Bogs in the Lilloeth Valley
Living in Pemberton as my host does, must be a very special experience. It is a small town, which has all one needs: a real post office, two big supermarkets, restaurants, and very important: a liquor store. My host has been a teacher here for 30 years, and knows literally everybody in town. When we go shopping, we make small progress as we seem to stop constantly to talk to everybody we meet, who is a pupil, a former pupil or a parent. They even know his car, and when he lends it to me for the day, people immediately notice that a strange woman is driving this car. Could it have been stolen? Has he got a girlfriend? Gossip starts and spreads like wildfire. The postmistress also chats with me because this is not a tourist town and I stick out like a sore thumb.
Pemberton, like most other towns, is built along the railway line, or perhaps it is the other way round. Some 15 or 20 years ago this was still a passenger train.
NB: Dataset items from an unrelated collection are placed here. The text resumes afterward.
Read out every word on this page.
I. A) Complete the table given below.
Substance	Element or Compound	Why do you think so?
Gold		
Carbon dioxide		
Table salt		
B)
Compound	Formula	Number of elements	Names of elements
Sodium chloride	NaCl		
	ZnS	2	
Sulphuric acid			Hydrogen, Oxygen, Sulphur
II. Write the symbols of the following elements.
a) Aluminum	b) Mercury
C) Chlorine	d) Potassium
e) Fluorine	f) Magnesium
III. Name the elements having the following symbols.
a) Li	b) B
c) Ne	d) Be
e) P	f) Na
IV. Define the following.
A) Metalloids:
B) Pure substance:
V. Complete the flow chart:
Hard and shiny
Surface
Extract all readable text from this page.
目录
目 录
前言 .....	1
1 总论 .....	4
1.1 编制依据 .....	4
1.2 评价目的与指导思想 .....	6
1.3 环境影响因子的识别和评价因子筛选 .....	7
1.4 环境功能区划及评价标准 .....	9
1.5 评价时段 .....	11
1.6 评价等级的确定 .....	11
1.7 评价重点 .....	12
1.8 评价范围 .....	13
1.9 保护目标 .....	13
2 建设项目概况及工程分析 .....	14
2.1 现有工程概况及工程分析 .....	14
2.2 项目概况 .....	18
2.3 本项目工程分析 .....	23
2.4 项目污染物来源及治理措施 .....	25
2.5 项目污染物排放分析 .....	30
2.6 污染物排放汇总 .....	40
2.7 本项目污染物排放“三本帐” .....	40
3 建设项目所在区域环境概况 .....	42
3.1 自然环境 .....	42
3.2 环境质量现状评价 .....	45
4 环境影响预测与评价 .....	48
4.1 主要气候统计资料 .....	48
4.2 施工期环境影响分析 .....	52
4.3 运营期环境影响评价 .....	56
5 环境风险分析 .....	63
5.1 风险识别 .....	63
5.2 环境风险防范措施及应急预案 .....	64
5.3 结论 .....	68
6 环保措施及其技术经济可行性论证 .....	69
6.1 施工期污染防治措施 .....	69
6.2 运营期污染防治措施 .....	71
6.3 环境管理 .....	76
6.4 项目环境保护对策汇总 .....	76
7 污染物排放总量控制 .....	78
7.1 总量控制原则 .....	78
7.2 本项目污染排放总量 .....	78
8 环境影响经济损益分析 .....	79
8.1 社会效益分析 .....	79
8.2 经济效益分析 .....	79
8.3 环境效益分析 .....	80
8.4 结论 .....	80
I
Now only freight trains stop here and rumble through the town, announcing their arrival by loud whistling because there are often no gates to close off the tracks. The former station is now the stop for the Greyhound bus which has replaced the trains as a means of public transport. We see one of our friends off at the bus station to go back to Vancouver along the stunningly beautiful coastal road which I came in on from the airport. Then the sky was clear and I could see the mountain tops. But no pictures. As it was late and the sun was setting.

It is a joy to stay and travel with people who live in an area or country – with locals. It is a different way of travelling, as they are knowledgeable about the area, know the interesting spots, can tell things about the history of places and guide you off the beaten track to spots which may be far more interesting historically or otherwise, than the places tourist agencies select. One gets a real feel of the place, and insight information, which means that the impression one gets is totally different and hopefully more realistic. It is not just travelling through a picture postcard, but meeting people who actually know what it is to live in such a place. What travel agencies tell you about the Doukhobors and their communes? About the many Ukrainian churches? About the grotto of Mary, which attracts many pilgrims in August, in a remote and tiny town on the prairies - a town with three churches and hardly any inhabitants, no shop, no cafĂ©, just nothing? About the different types of prairie, the badlands, the grasslands, the parklands and the grain lands? Through locals one meets other locals. That is one of the many things I enjoy about this trip.